Since 2019, he has been a researcher at Faculty of Information Technology, Ton Duc Thang University, Vietnam.

His research interest includes algorithm and VLSI architecture design for cryptosystems and error correction codes.

Tram Thi Bao Nguyen

Tram Thi Bao Nguyen received the M.S. and Ph.D. degrees in Information and Communication Engineering from Inha University, South Korea, in 2016 and 2020, respectively.

Since 2013, she has been with Danang University, Vietnam where she is a lecturer.

Her research interests include VLSI architecture design for digital signal processing and communication systems.

Hanho Lee

Hanho Lee received the M.Sc. and Ph.D. degrees in electrical and computer engineering from the University of Minnesota, Minnea-polis, in 1996 and 2000, respectively.
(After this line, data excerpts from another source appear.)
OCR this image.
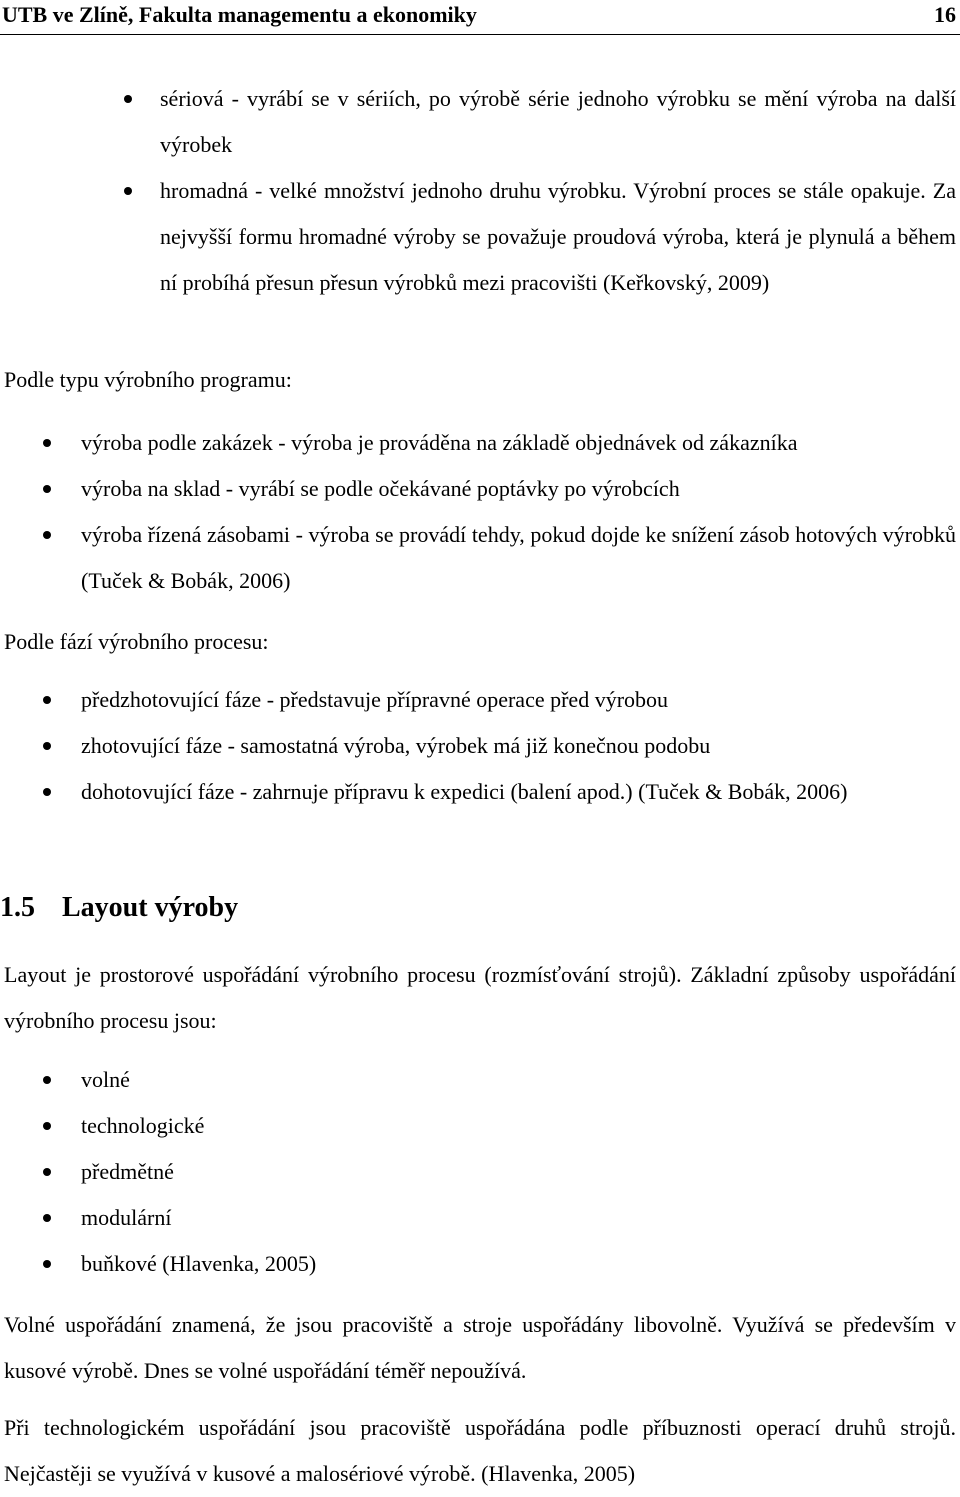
UTB ve Zlíně, Fakulta managementu a ekonomiky	16
sériová - vyrábí se v sériích, po výrobě série jednoho výrobku se mění výroba na další výrobek
hromadná - velké množství jednoho druhu výrobku. Výrobní proces se stále opakuje. Za nejvyšší formu hromadné výroby se považuje proudová výroba, která je plynulá a během ní probíhá přesun přesun výrobků mezi pracovišti (Keřkovský, 2009)
Podle typu výrobního programu:
výroba podle zakázek - výroba je prováděna na základě objednávek od zákazníka
výroba na sklad - vyrábí se podle očekávané poptávky po výrobcích
výroba řízená zásobami - výroba se provádí tehdy, pokud dojde ke snížení zásob hotových výrobků (Tuček & Bobák, 2006)
Podle fází výrobního procesu:
předzhotovující fáze - představuje přípravné operace před výrobou
zhotovující fáze - samostatná výroba, výrobek má již konečnou podobu
dohotovující fáze - zahrnuje přípravu k expedici (balení apod.) (Tuček & Bobák, 2006)
1.5 Layout výroby
Layout je prostorové uspořádání výrobního procesu (rozmísťování strojů). Základní způsoby uspořádání výrobního procesu jsou:
volné
technologické
předmětné
modulární
buňkové (Hlavenka, 2005)
Volné uspořádání znamená, že jsou pracoviště a stroje uspořádány libovolně. Využívá se především v kusové výrobě. Dnes se volné uspořádání téměř nepoužívá.
Při technologickém uspořádání jsou pracoviště uspořádána podle příbuznosti operací druhů strojů. Nejčastěji se využívá v kusové a malosériové výrobě. (Hlavenka, 2005)
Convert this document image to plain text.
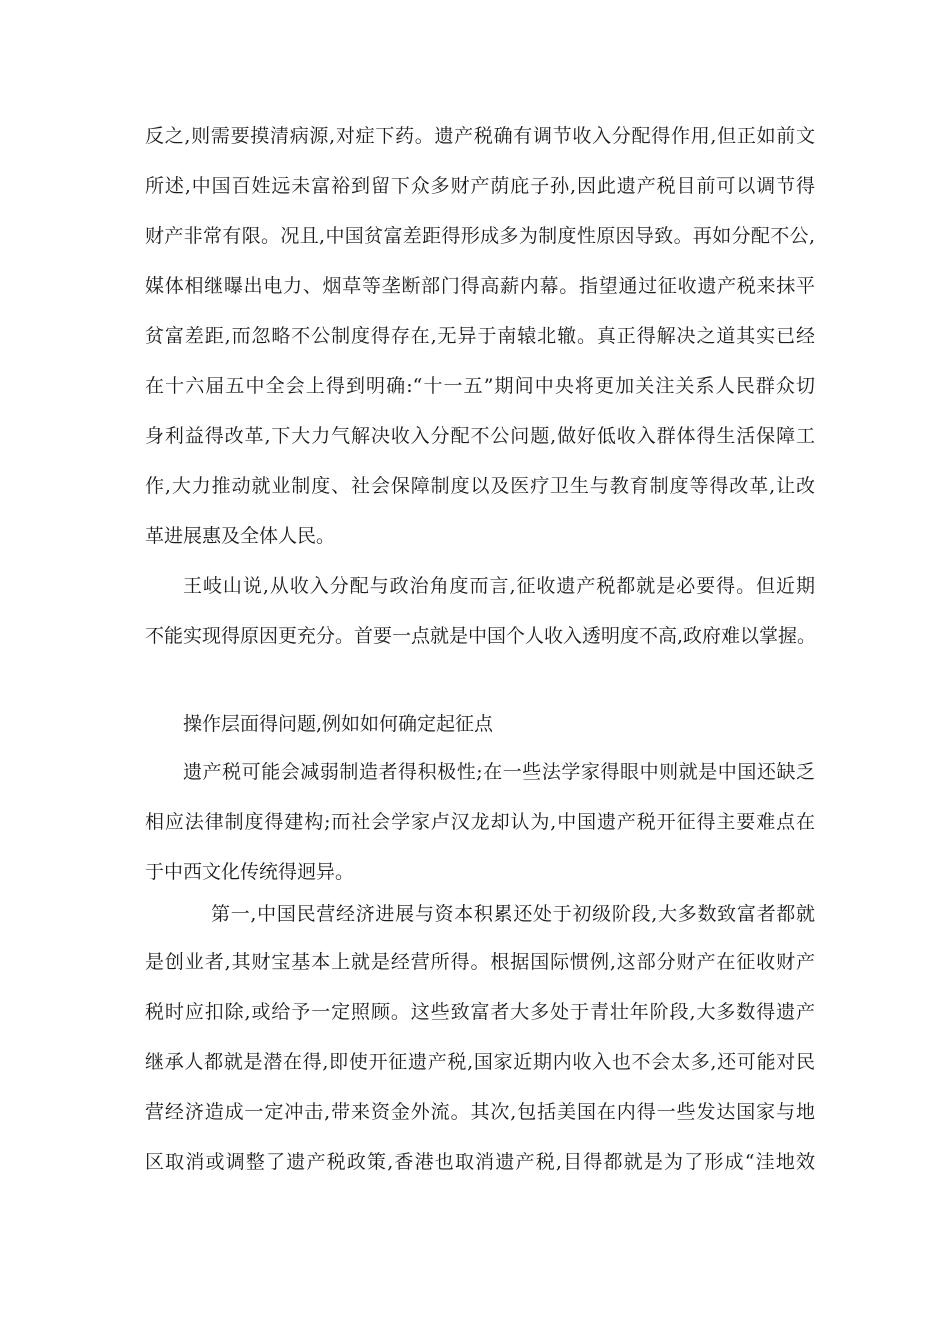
反之,则需要摸清病源,对症下药。遗产税确有调节收入分配得作用,但正如前文

所述,中国百姓远未富裕到留下众多财产荫庇子孙,因此遗产税目前可以调节得

财产非常有限。况且,中国贫富差距得形成多为制度性原因导致。再如分配不公,

媒体相继曝出电力、烟草等垄断部门得高薪内幕。指望通过征收遗产税来抹平

贫富差距,而忽略不公制度得存在,无异于南辕北辙。真正得解决之道其实已经

在十六届五中全会上得到明确:“十一五”期间中央将更加关注关系人民群众切

身利益得改革,下大力气解决收入分配不公问题,做好低收入群体得生活保障工

作,大力推动就业制度、社会保障制度以及医疗卫生与教育制度等得改革,让改

革进展惠及全体人民。

王岐山说,从收入分配与政治角度而言,征收遗产税都就是必要得。但近期

不能实现得原因更充分。首要一点就是中国个人收入透明度不高,政府难以掌握。

操作层面得问题,例如如何确定起征点

遗产税可能会减弱制造者得积极性;在一些法学家得眼中则就是中国还缺乏

相应法律制度得建构;而社会学家卢汉龙却认为,中国遗产税开征得主要难点在

于中西文化传统得迥异。

第一,中国民营经济进展与资本积累还处于初级阶段,大多数致富者都就

是创业者,其财宝基本上就是经营所得。根据国际惯例,这部分财产在征收财产

税时应扣除,或给予一定照顾。这些致富者大多处于青壮年阶段,大多数得遗产

继承人都就是潜在得,即使开征遗产税,国家近期内收入也不会太多,还可能对民

营经济造成一定冲击,带来资金外流。其次,包括美国在内得一些发达国家与地

区取消或调整了遗产税政策,香港也取消遗产税,目得都就是为了形成“洼地效
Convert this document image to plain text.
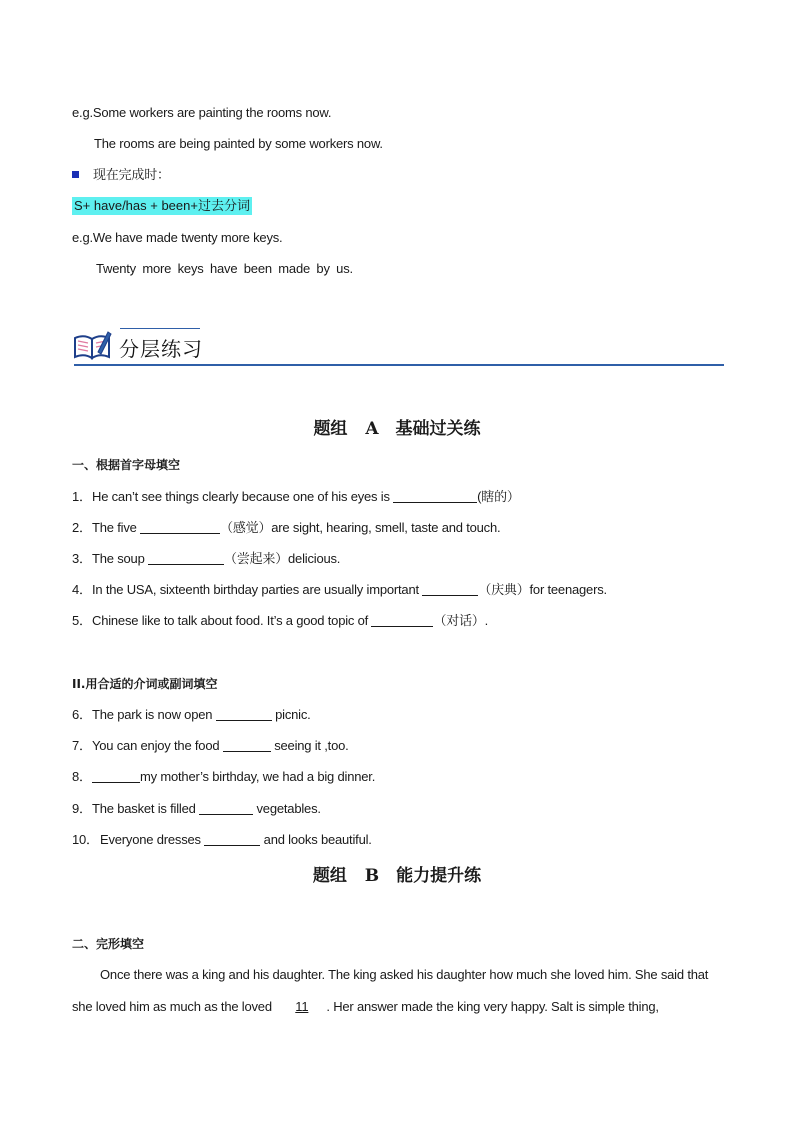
e.g.Some workers are painting the rooms now.
The rooms are being painted by some workers now.
现在完成时：
S+ have/has + been+过去分词
e.g.We have made twenty more keys.
Twenty more keys have been made by us.
分层练习
题组 A　基础过关练
一、根据首字母填空
1．He can’t see things clearly because one of his eyes is	(瞎的）
2．The five	（感觉）are sight, hearing, smell, taste and touch.
3．The soup	（尝起来）delicious.
4．In the USA, sixteenth birthday parties are usually important	（庆典）for teenagers.
5．Chinese like to talk about food. It’s a good topic of	（对话）.
II.用合适的介词或副词填空
6．The park is now open	picnic.
7．You can enjoy the food	seeing it ,too.
8．	my mother’s birthday, we had a big dinner.
9．The basket is filled	vegetables.
10．Everyone dresses	and looks beautiful.
题组 B　能力提升练
二、完形填空
Once there was a king and his daughter. The king asked his daughter how much she loved him. She said that
she loved him as much as the loved 11 . Her answer made the king very happy. Salt is simple thing,
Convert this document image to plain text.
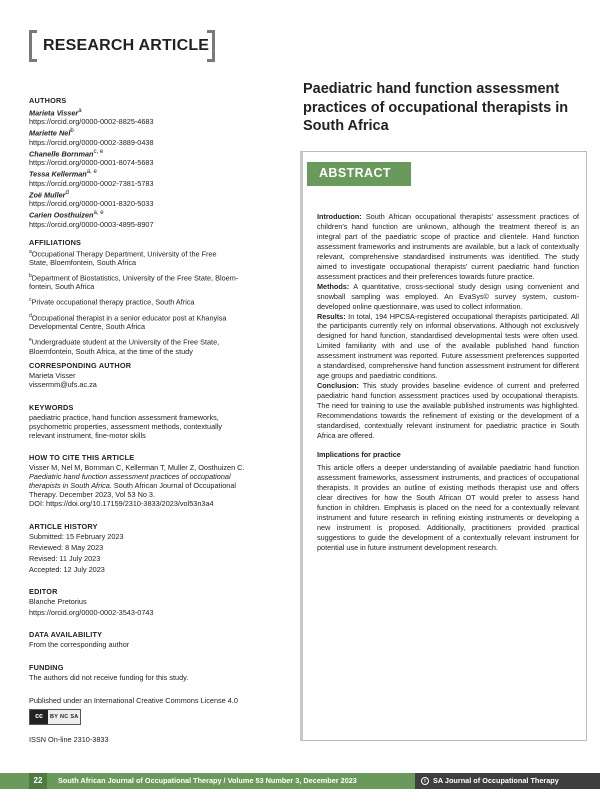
RESEARCH ARTICLE
AUTHORS
Marieta Visser$^a$
https://orcid.org/0000-0002-8825-4683
Mariette Nel$^b$
https://orcid.org/0000-0002-3889-0438
Chanelle Bornman$^{c, e}$
https://orcid.org/0000-0001-8074-5683
Tessa Kellerman$^{a, e}$
https://orcid.org/0000-0002-7381-5783
Zoë Muller$^d$
https://orcid.org/0000-0001-8320-5033
Carien Oosthuizen$^{a, e}$
https://orcid.org/0000-0003-4895-8907
AFFILIATIONS
$^a$Occupational Therapy Department, University of the Free
State, Bloemfontein, South Africa
$^b$Department of Biostatistics, University of the Free State, Bloem-
fontein, South Africa
$^c$Private occupational therapy practice, South Africa
$^d$Occupational therapist in a senior educator post at Khanyisa
Developmental Centre, South Africa
$^e$Undergraduate student at the University of the Free State,
Bloemfontein, South Africa, at the time of the study
CORRESPONDING AUTHOR
Marieta Visser
vissermm@ufs.ac.za
KEYWORDS
paediatric practice, hand function assessment frameworks,
psychometric properties, assessment methods, contextually
relevant instrument, fine-motor skills
HOW TO CITE THIS ARTICLE
Visser M, Nel M, Bornman C, Kellerman T, Muller Z, Oosthuizen C.
Paediatric hand function assessment practices of occupational
therapists in South Africa. South African Journal of Occupational
Therapy. December 2023, Vol 53 No 3.
DOI: https://doi.org/10.17159/2310-3833/2023/vol53n3a4
ARTICLE HISTORY
Submitted: 15 February 2023
Reviewed: 8 May 2023
Revised: 11 July 2023
Accepted: 12 July 2023
EDITOR
Blanche Pretorius
https://orcid.org/0000-0002-3543-0743
DATA AVAILABILITY
From the corresponding author
FUNDING
The authors did not receive funding for this study.
Published under an International Creative Commons License 4.0
cc	BY NC SA
ISSN On-line 2310-3833
Paediatric hand function assessment practices of occupational therapists in South Africa
ABSTRACT

Introduction: South African occupational therapists' assessment practices of children's hand function are unknown, although the treatment thereof is an integral part of the paediatric scope of practice and clientele. Hand function assessment frameworks and instruments are available, but a lack of contextually relevant, comprehensive standardised instruments was identified. The study aimed to investigate occupational therapists' current paediatric hand function assessment practices and their preferences towards future practice.

Methods: A quantitative, cross-sectional study design using convenient and snowball sampling was employed. An EvaSys© survey system, custom-developed online questionnaire, was used to collect information.

Results: In total, 194 HPCSA-registered occupational therapists participated. All the participants currently rely on informal observations. Although not exclusively designed for hand function, standardised developmental tests were often used. Limited familiarity with and use of the available published hand function assessment instrument was reported. Future assessment preferences supported a standardised, comprehensive hand function assessment instrument for different age groups and paediatric conditions.

Conclusion: This study provides baseline evidence of current and preferred paediatric hand function assessment practices used by occupational therapists. The need for training to use the available published instruments was highlighted. Recommendations towards the refinement of existing or the development of a standardised, contextually relevant instrument for paediatric practice in South Africa are offered.

Implications for practice

This article offers a deeper understanding of available paediatric hand function assessment frameworks, assessment instruments, and practices of occupational therapists. It provides an outline of existing methods therapist use and offers clear directives for how the South African OT would prefer to assess hand function in children. Emphasis is placed on the need for a contextually relevant instrument and future research in refining existing instruments or developing a new instrument is proposed. Additionally, practitioners provided practical suggestions to guide the development of a contextually relevant instrument for potential use in future instrument development research.

22	South African Journal of Occupational Therapy / Volume 53 Number 3, December 2023	c SA Journal of Occupational Therapy
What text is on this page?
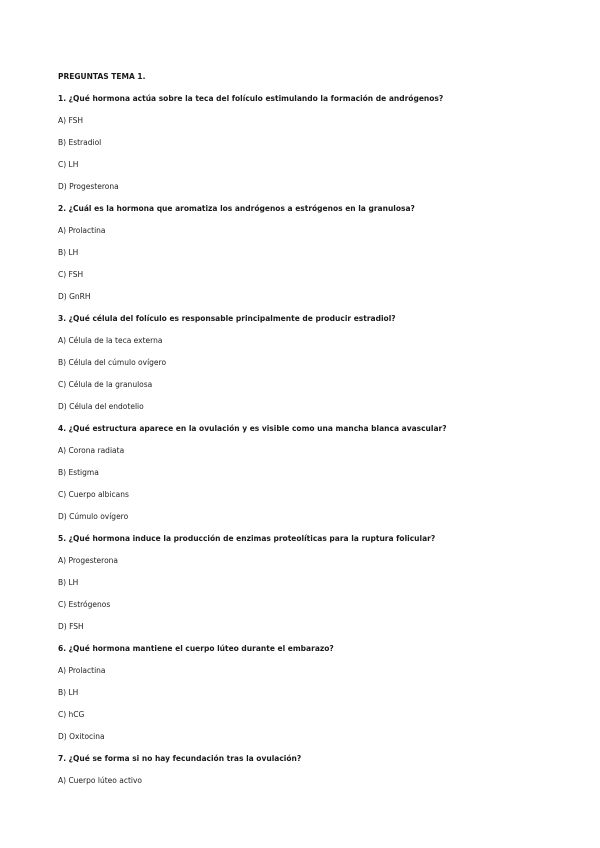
PREGUNTAS TEMA 1.
1. ¿Qué hormona actúa sobre la teca del folículo estimulando la formación de andrógenos?
A) FSH
B) Estradiol
C) LH
D) Progesterona
2. ¿Cuál es la hormona que aromatiza los andrógenos a estrógenos en la granulosa?
A) Prolactina
B) LH
C) FSH
D) GnRH
3. ¿Qué célula del folículo es responsable principalmente de producir estradiol?
A) Célula de la teca externa
B) Célula del cúmulo ovígero
C) Célula de la granulosa
D) Célula del endotelio
4. ¿Qué estructura aparece en la ovulación y es visible como una mancha blanca avascular?
A) Corona radiata
B) Estigma
C) Cuerpo albicans
D) Cúmulo ovígero
5. ¿Qué hormona induce la producción de enzimas proteolíticas para la ruptura folicular?
A) Progesterona
B) LH
C) Estrógenos
D) FSH
6. ¿Qué hormona mantiene el cuerpo lúteo durante el embarazo?
A) Prolactina
B) LH
C) hCG
D) Oxitocina
7. ¿Qué se forma si no hay fecundación tras la ovulación?
A) Cuerpo lúteo activo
From 2000 to 2002, he was a Member of the Technical Staff with Lucent Technologies (Bell Labs Innovations), Allentown.

From 2002 to 2004, he was an Assistant Professor with the Department of Electrical and Computer Engineering, University of Connecticut, USA.

Since 2004, he has been with the Department of Information and Communication Engineering, Inha University, where he is currently a Professor.

From 2010 to 2011, he was a Visiting Scholar with Bell Labs, Alcatel-Lucent, Murray Hill, NJ, USA.

His research interests include algorithm and architecture design for cryptographic, forward error correction coding, and digital signal processing.